Kernohan AFB et al. (2006) Effects of low-dose continuous combined hormone replacement therapy on glucose homeostasis and markers of cardiovascular risk in women with type 2 diabetes. Clin Endocrinol [doi:10.1111/j.1365-2265.2006.02679.x]

Observational studies suggested that hormone-replacement therapy (HRT) has a cardioprotective effect in postmenopausal women with type 2 diabetes, but the results of randomized, controlled trials indicated that conventional HRT might, in fact, increase cardiovascular risk. Researchers in the UK, therefore, evaluated the effect of low-dose HRT on cardiovascular risk factors and glucose metabolism in 28 women (mean age 62 years) with type 2 diabetes.

Participants were randomly allocated to receive once-daily tablets that contained either HRT (1 mg 17β estradiol and 0.5 mg norethisterone) or placebo. At 3 months, a substantial decrease from baseline was observed in fasting plasma glucose level (−9.4% versus +2.3%, respectively) and in total cholesterol (−13.7% versus +1.0%, respectively) in HRT-treated women compared with placebo-treated women. No significant difference was observed between the groups in relation to endogenous glucose production, hyperinsulinemic suppression of glucose production, glucose clearance rate, or levels of glycated hemoglobin, C-reactive protein, or triglycerides.

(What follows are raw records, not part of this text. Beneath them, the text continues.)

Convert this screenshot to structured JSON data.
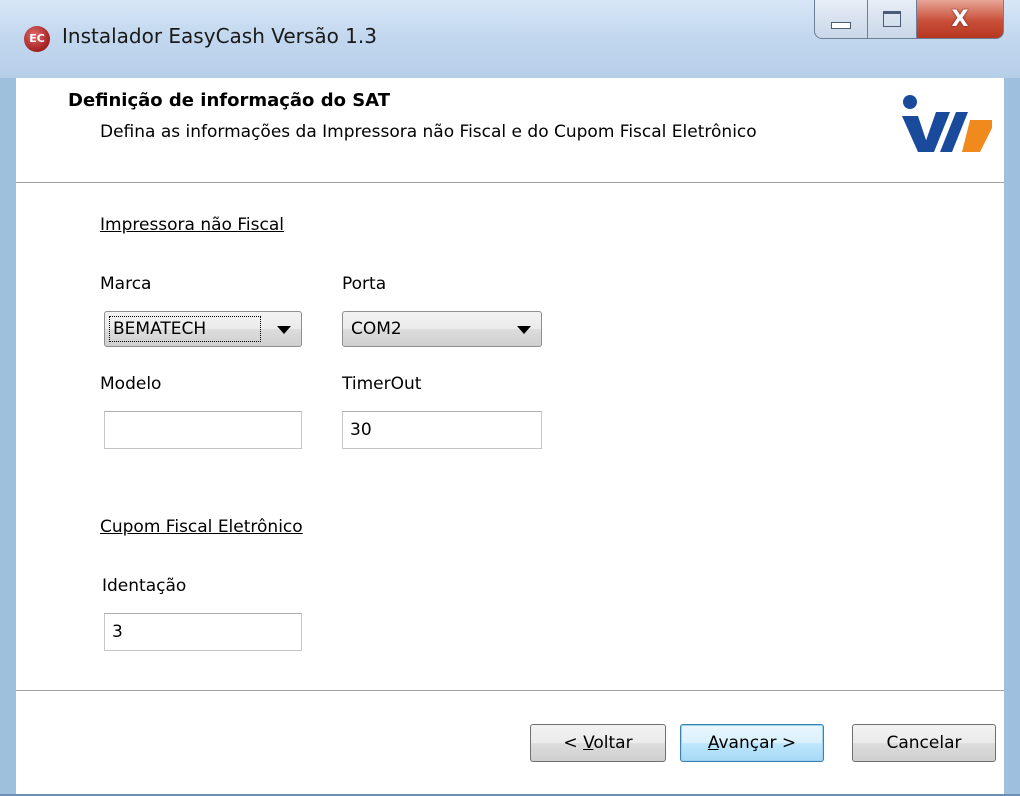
{
  "window": {
    "title": "Instalador EasyCash Versão 1.3",
    "app_icon_text": "EC",
    "close_glyph": "X"
  },
  "header": {
    "title": "Definição de informação do SAT",
    "subtitle": "Defina as informações da Impressora não Fiscal e do Cupom Fiscal Eletrônico",
    "logo_icon": "company-logo"
  },
  "printer_section": {
    "label": "Impressora não Fiscal",
    "marca_label": "Marca",
    "marca_value": "BEMATECH",
    "porta_label": "Porta",
    "porta_value": "COM2",
    "modelo_label": "Modelo",
    "modelo_value": "",
    "timerout_label": "TimerOut",
    "timerout_value": "30"
  },
  "cfe_section": {
    "label": "Cupom Fiscal Eletrônico",
    "identacao_label": "Identação",
    "identacao_value": "3"
  },
  "buttons": {
    "back_prefix": "< ",
    "back_mnemonic": "V",
    "back_rest": "oltar",
    "next_mnemonic": "A",
    "next_rest": "vançar >",
    "cancel": "Cancelar"
  },
  "colors": {
    "titlebar": "#c3d8ef",
    "close_button": "#c9503a",
    "logo_blue": "#1a4a9c",
    "logo_orange": "#f08a1c",
    "default_button_border": "#3c7fb1"
  }
}
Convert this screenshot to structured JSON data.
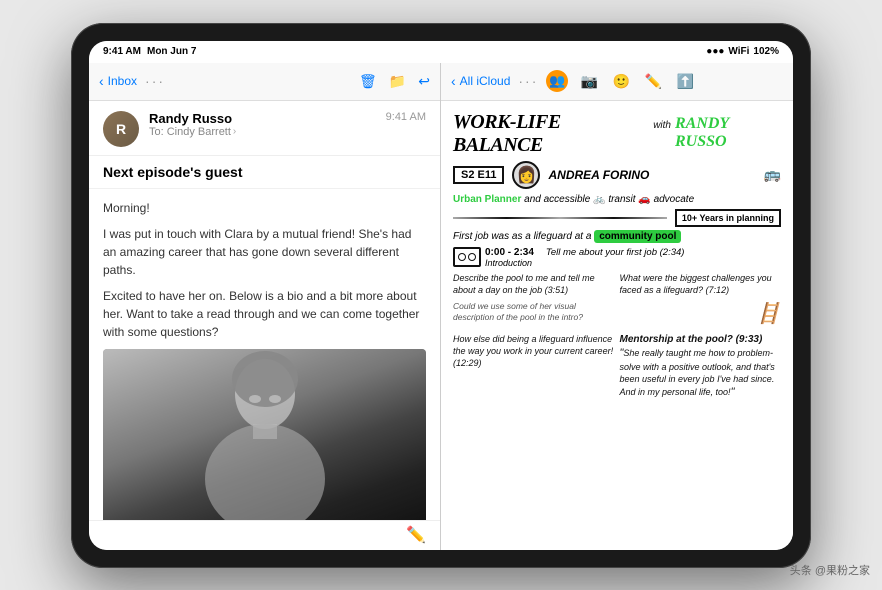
{
  "device": {
    "type": "iPad",
    "status_bar": {
      "time": "9:41 AM",
      "day": "Mon Jun 7",
      "battery": "102%",
      "signal": "●●●"
    }
  },
  "mail_panel": {
    "nav": {
      "back_label": "Inbox",
      "actions": [
        "trash",
        "folder",
        "reply"
      ]
    },
    "email": {
      "sender_name": "Randy Russo",
      "sender_initial": "R",
      "to": "To: Cindy Barrett",
      "time": "9:41 AM",
      "subject": "Next episode's guest",
      "greeting": "Morning!",
      "body_1": "I was put in touch with Clara by a mutual friend! She's had an amazing career that has gone down several different paths.",
      "body_2": "Excited to have her on. Below is a bio and a bit more about her. Want to take a read through and we can come together with some questions?"
    }
  },
  "notes_panel": {
    "nav": {
      "back_label": "All iCloud",
      "icons": [
        "person-group",
        "camera",
        "smiley",
        "pencil",
        "share"
      ]
    },
    "sketch": {
      "main_title": "WORK-LIFE BALANCE",
      "with_text": "with",
      "guest_name": "RANDY RUSSO",
      "episode": "S2 E11",
      "host_name": "ANDREA FORINO",
      "description": "Urban Planner and accessible transit advocate",
      "years": "10+ Years in planning",
      "first_job": "First job was as a lifeguard at a community pool",
      "intro_time": "0:00 - 2:34",
      "intro_label": "Introduction",
      "q1_time": "Tell me about your first job (2:34)",
      "q2": "Describe the pool to me and tell me about a day on the job (3:51)",
      "q3": "What were the biggest challenges you faced as a lifeguard? (7:12)",
      "note1": "Could we use some of her visual description of the pool in the intro?",
      "q4": "How else did being a lifeguard influence the way you work in your current career! (12:29)",
      "q5": "Mentorship at the pool? (9:33)",
      "quote": "She really taught me how to problem-solve with a positive outlook, and that's been useful in every job I've had since. And in my personal life, too!"
    }
  },
  "watermark": {
    "site": "头条 @果粉之家"
  }
}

The authors conclude that continuous, low-dose HRT has beneficial effects on fasting glucose and cholesterol levels in postmenopausal women with type 2 diabetes, without the adverse effects (increased glucose clearance, triglycerides and C-reactive protein levels) seen with conventional HRT. The conclusions of the study are limited by the small sample size, however. Given the potential benefits and the possible risks associated with conventional HRT, the authors believe that the results of this study warrant a large-scale trial of low-dose HRT, in women with and without diabetes.